From your block of translucent clay, cut a piece thin enough to go through the pasta machine on the thickest setting. (If it’s too hard or crumbly, pre-condition as necessary, but remember that over-conditioning bleached translucent clay / “Frost” may introduce more air and increase plaquing in the final product.) Continue putting the clay through the pasta machine on progressively thinner settings until it is as thin as possible (without tearing). If you don’t have a pasta machine, roll the clay very thinly with a brayer.
Place the sheet of clay on your work surface. (I prefer to cover my ceramic tile with a sheet of plastic wrap to prevent the thin sheets of clay from sticking to the tile. This also makes cleaning up easier. Wax paper will work for this purpose, too.)
Cut the clay into small, equal-sized rectangles. When cutting your rectangles, keep the following two things in mind:
1. The size of your rectangles depends on the size you want your finished mokume gane block to be. Even a modestly sized mg (mokume gane) block can yield a lot of “veneer”, so you may want to start small. If you keep a record of the materials and colors you use, you can always follow the recipe and make another, larger mg block, later on.

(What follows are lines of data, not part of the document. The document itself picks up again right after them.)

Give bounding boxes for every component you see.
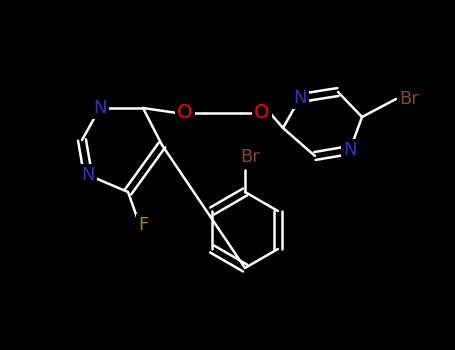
Text: N: N xyxy=(293,89,307,107)
Text: O: O xyxy=(254,104,270,122)
Text: N: N xyxy=(93,99,107,117)
Text: N: N xyxy=(81,166,95,184)
Text: Br: Br xyxy=(399,90,419,108)
Text: F: F xyxy=(138,216,148,234)
Text: O: O xyxy=(177,104,192,122)
Text: N: N xyxy=(343,141,357,159)
Text: Br: Br xyxy=(240,148,260,166)
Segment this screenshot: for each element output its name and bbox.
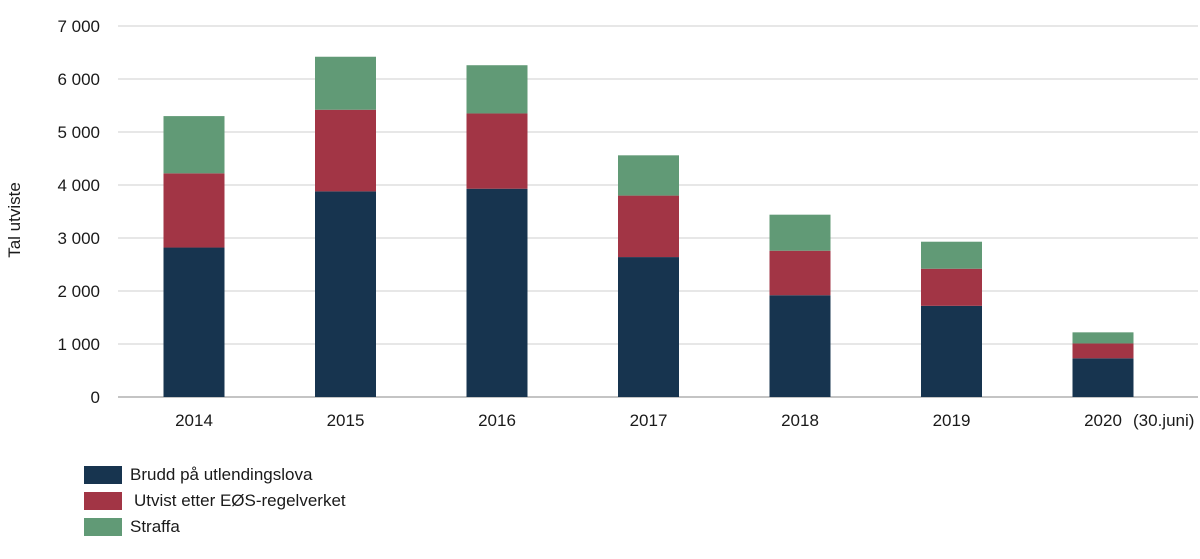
y-tick-label: 1 000 xyxy=(57,335,100,354)
legend: Brudd på utlendingslova Utvist etter EØS… xyxy=(84,462,346,540)
x-axis-ticks: 2014 2015 2016 2017 2018 2019 2020 (30.juni) xyxy=(175,411,1194,430)
y-tick-label: 5 000 xyxy=(57,123,100,142)
y-tick-label: 3 000 xyxy=(57,229,100,248)
bars xyxy=(163,56,1134,397)
y-tick-label: 4 000 xyxy=(57,176,100,195)
legend-swatch-straffa xyxy=(84,518,122,536)
legend-swatch-brudd xyxy=(84,466,122,484)
bar-segment xyxy=(921,268,982,306)
bar-segment xyxy=(921,241,982,269)
bar-segment xyxy=(769,214,831,251)
bar-segment xyxy=(315,56,376,110)
bar-segment xyxy=(1072,343,1134,359)
bar-segment xyxy=(163,247,225,397)
x-tick-label: 2020 xyxy=(1084,411,1122,430)
bar-segment xyxy=(769,250,831,296)
stacked-bar-chart: 0 1 000 2 000 3 000 4 000 5 000 6 000 7 000 201… xyxy=(5,17,1198,430)
y-axis-label: Tal utviste xyxy=(5,182,24,258)
legend-swatch-eos xyxy=(84,492,122,510)
x-tick-label: 2018 xyxy=(781,411,819,430)
y-axis-ticks: 0 1 000 2 000 3 000 4 000 5 000 6 000 7 000 xyxy=(57,17,100,407)
y-tick-label: 0 xyxy=(91,388,100,407)
y-tick-label: 7 000 xyxy=(57,17,100,36)
bar-segment xyxy=(315,191,376,397)
bar-segment xyxy=(618,155,679,196)
bar-segment xyxy=(618,195,679,258)
y-tick-label: 2 000 xyxy=(57,282,100,301)
x-tick-annotation: (30.juni) xyxy=(1133,411,1194,430)
bar-segment xyxy=(1072,332,1134,344)
x-tick-label: 2017 xyxy=(630,411,668,430)
bar-segment xyxy=(163,173,225,248)
bar-segment xyxy=(163,116,225,174)
bar-segment xyxy=(769,295,831,397)
legend-item-brudd: Brudd på utlendingslova xyxy=(84,462,346,488)
legend-item-straffa: Straffa xyxy=(84,514,346,540)
legend-item-eos: Utvist etter EØS-regelverket xyxy=(84,488,346,514)
x-tick-label: 2019 xyxy=(933,411,971,430)
legend-label-eos: Utvist etter EØS-regelverket xyxy=(134,491,346,510)
bar-segment xyxy=(466,113,528,189)
bar-segment xyxy=(1072,358,1134,397)
bar-segment xyxy=(618,257,679,397)
bar-segment xyxy=(315,109,376,192)
x-tick-label: 2016 xyxy=(478,411,516,430)
y-tick-label: 6 000 xyxy=(57,70,100,89)
bar-segment xyxy=(921,305,982,397)
bar-segment xyxy=(466,188,528,397)
legend-label-brudd: Brudd på utlendingslova xyxy=(130,465,313,484)
legend-label-straffa: Straffa xyxy=(130,517,180,536)
x-tick-label: 2014 xyxy=(175,411,213,430)
x-tick-label: 2015 xyxy=(327,411,365,430)
bar-segment xyxy=(466,65,528,114)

2. The number of rectangles you need depends on the number of paints and other materials you plan to use. You can use as many as you like, but keep in mind that the more you use, the more variety there will be among the slices you take from the mg block. For instance, a block with only three colors or materials will have those three repeated closer together in the block than in a block with nine different colors or materials. This is neither a good thing nor a bad thing, but you may have a preference, depending on the project you have in mind.
In this instance, I used five separate colors/materials, so I needed six rectangles. You’ll always want one rectangle more than the number of materials you use. Set the extra rectangle of clay aside so you won’t forget to leave it “blank”.